During the Question & Answer following the premiere for the wonderful A Field in England, Ben Wheatley mentioned that one of the reasons for using black & white in this film was that it lessened chromatic distractions, helping the audience focus on faces and their expressions, instead of clothes and their colours. It also merged the Earth, the Sky and the Humans that straddle these realms – and others – inside a painting in movement.
We will have more to say about A Field in England at some point soon, but for now let us indicate that the principle of monotony as a director of attention that Mr. Wheatley identified for his film is also at play in music like that we bring you today, Light House.
Light House don’t just mesmerise us with a monotony, they actually combine two – the emotional blank of minimal wave and the abyssal dirge of drone music, two asymptotes that unfold with different speeds and paths, one amphetaminically avant, the other brooding and sideways, like that strange oblivion at the end of The Beyond.
Adding them two is like adding infinites. We obtain an error, the system crashes, we are hurled into the fog, a zone of uncertainty that is eventually determined depending on the person.
We ourselves awake in a cell cubic like Lemarchand’s box. A limbo where guitar melodies and feeric vocals dance in the air and intertwine ectoplasmically, eventually around our throats to throttle us, while a synthesiser drone pounds merciless like the iron fist of a satanic prince, compressing space until we are crushed and rendered shapeless, part of the dark wave that bleeds into an stygian shore.
Marie Davidson’s is a private aesthetic, that is, a theory of beauty and its sources developed individually, and away from the social circles and communities where such things are often formed. This brings to mind the idea of a bedroom where shadows & memories take the role of monsters, giants and/or lovers, or a corridor wallpapered in ochres and severe faces, leading to a lounge where mysterious essences are distilled from an atmosphere thick with threat & feeling. Think of Catherine Deneuve in Repulsion, or Isabel Adjani in Possession, but endowed with snarling drum machines.
The union of her aesthetic and ours implies a process of persuasion, where we are slowly turned to the murky side, or a process of revelation, where we realise that her vision of beauty and ours are the same and essentially true, we watch this vision turn into a storm of raven that flies in the face of postmodernism to peck its eyes off.
We cannot identify the relative force of those two interpretations, and even if we could, it wouldn’t matter anyway. What matters is their effect, an alteration of the parameters of space around us and the laws of physics that govern it, and the demonstration of the power of the music that provokes it.

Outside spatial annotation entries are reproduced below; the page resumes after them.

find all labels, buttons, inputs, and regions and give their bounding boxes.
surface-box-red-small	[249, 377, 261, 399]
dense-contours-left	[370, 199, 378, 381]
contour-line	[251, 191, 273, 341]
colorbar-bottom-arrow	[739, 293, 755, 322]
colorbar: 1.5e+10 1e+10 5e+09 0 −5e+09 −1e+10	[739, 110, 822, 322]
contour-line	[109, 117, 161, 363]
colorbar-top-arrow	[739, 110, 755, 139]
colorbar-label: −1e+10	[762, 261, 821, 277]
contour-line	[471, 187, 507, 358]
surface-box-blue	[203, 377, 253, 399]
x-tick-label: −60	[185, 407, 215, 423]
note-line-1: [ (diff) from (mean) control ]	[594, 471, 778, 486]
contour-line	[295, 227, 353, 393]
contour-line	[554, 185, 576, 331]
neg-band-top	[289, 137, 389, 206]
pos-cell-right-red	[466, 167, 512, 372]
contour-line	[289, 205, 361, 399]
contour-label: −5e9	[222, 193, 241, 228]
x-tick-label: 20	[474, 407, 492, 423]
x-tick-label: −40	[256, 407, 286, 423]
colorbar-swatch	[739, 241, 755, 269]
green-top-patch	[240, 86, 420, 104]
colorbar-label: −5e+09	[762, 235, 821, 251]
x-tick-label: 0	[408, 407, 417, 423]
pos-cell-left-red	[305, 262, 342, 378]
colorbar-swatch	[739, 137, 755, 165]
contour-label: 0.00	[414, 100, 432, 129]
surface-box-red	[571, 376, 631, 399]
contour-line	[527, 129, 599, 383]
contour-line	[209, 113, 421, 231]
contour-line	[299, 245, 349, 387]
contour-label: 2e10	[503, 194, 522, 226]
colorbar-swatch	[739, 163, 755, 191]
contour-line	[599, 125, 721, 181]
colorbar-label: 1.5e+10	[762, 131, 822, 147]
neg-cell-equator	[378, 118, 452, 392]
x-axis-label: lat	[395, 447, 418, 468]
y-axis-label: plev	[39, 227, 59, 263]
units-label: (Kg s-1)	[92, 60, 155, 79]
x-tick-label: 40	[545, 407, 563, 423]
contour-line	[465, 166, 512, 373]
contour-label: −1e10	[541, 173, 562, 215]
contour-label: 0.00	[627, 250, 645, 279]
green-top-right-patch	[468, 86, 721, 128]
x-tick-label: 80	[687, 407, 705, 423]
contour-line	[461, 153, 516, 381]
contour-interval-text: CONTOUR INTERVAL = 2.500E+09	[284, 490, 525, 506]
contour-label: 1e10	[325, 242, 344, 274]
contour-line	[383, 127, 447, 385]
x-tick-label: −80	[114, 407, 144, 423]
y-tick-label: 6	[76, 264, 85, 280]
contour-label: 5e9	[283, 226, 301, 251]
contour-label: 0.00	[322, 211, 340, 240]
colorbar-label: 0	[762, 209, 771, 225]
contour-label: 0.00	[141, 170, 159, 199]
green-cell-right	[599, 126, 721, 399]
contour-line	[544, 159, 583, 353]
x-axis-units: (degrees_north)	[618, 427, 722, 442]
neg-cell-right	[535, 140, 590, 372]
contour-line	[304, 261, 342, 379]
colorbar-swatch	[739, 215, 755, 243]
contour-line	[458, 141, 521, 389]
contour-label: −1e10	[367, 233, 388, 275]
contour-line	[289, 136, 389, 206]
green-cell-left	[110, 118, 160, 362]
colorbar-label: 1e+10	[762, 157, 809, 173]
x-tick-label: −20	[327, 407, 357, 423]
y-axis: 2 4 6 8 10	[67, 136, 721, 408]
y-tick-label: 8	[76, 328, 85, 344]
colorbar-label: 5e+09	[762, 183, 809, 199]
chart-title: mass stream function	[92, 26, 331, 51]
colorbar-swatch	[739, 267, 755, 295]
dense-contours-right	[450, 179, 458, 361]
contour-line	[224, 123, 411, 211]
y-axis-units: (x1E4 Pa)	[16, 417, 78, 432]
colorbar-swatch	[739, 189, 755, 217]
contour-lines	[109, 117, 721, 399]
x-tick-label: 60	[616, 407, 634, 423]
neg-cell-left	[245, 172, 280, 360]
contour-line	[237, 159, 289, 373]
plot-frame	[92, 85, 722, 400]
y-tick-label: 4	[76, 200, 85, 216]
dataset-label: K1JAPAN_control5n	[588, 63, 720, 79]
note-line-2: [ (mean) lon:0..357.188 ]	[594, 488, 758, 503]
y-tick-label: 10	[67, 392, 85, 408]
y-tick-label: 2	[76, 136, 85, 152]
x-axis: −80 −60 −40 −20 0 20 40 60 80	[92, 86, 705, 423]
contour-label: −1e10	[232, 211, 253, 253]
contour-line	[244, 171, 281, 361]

Drum beats thumping muffled like the heartbeats of a Young Marble Giant, the psychic imprint of ancient events in the echo of skeletal handclaps, the shrill siren of the synthesisers, or their delicate networking into a gothic cobweb, or their swirling in a spell of Jamaican Obeah, and through all of this Marie Davidson’s voice illuminating, shadowing, bouncing through the halls of this strange manor erected with a private aesthetic all hers, now ours.